Iraq parliament elects new interim president
Iraq’s newly-elected parliament chose Kurdish leader Jalal Talabani as its new interim president today, reaching out to the nation’s long-repressed Kurdish minority and taking one of the final steps toward forming Iraq’s first democratically elected government in 50 years.
In a largely symbolic, secret election, politicians elected Talabani, with Shiite Adel Abdul-Mahdi and interim President Ghazi al-Yawer, a Sunni Arab, as his vice presidents.
The three had been agreed upon in negotiations held during the past weeks, and no other candidates were proposed.
Politicians cast 221 ballots in favour of Talabani and his two vice presidents.
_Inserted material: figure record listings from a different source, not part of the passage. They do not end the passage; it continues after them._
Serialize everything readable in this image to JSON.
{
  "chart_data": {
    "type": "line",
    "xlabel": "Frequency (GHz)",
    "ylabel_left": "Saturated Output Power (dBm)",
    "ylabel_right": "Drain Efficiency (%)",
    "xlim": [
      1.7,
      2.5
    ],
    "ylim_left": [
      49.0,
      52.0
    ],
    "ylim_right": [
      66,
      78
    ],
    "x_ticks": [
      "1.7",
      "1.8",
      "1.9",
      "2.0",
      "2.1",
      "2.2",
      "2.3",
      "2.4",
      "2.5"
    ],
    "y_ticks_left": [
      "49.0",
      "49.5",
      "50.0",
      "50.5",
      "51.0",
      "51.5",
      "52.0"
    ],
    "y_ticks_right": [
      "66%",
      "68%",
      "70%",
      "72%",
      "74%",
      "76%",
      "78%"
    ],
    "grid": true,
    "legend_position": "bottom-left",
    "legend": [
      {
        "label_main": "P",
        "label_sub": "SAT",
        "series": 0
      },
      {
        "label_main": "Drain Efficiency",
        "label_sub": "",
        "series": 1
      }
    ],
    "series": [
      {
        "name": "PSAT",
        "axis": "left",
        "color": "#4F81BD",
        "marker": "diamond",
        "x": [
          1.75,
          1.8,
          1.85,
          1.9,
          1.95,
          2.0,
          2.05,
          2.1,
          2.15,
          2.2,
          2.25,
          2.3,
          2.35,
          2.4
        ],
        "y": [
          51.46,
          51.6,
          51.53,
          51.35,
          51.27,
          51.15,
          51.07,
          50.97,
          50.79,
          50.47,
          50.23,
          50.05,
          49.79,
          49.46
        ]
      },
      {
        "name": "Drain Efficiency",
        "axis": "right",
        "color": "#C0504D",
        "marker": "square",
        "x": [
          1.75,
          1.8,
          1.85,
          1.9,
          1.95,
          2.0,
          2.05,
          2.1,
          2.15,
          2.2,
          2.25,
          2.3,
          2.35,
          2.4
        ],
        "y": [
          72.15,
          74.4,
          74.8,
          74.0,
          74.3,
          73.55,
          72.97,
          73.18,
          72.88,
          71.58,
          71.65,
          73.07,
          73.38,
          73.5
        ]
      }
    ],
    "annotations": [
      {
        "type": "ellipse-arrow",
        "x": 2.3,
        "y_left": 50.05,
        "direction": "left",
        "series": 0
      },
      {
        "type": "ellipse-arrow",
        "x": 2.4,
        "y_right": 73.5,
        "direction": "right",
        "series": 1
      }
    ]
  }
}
Thirty other ballots were left blank in an apparent protest against the three candidates.
The announcement drew applause, and people crowded around Talabani to congratulate him.
Ousted members of the country’s former regime – including toppled leader Saddam Hussein – were to be allowed to watch the event on televisions in their prison cell, although it wasn’t clear if they had a live feed.
Human Rights Minister Bakhtiyar Amin said that politicians had asked that Saddam and other jailed members of his former government be shown the process.
“There will be televisions there, and they will be seeing it today,” he said.
US military officials declined to comment. Saddam, captured in December 2003, has been in custody with several of his top henchmen at a US-guarded detention facility.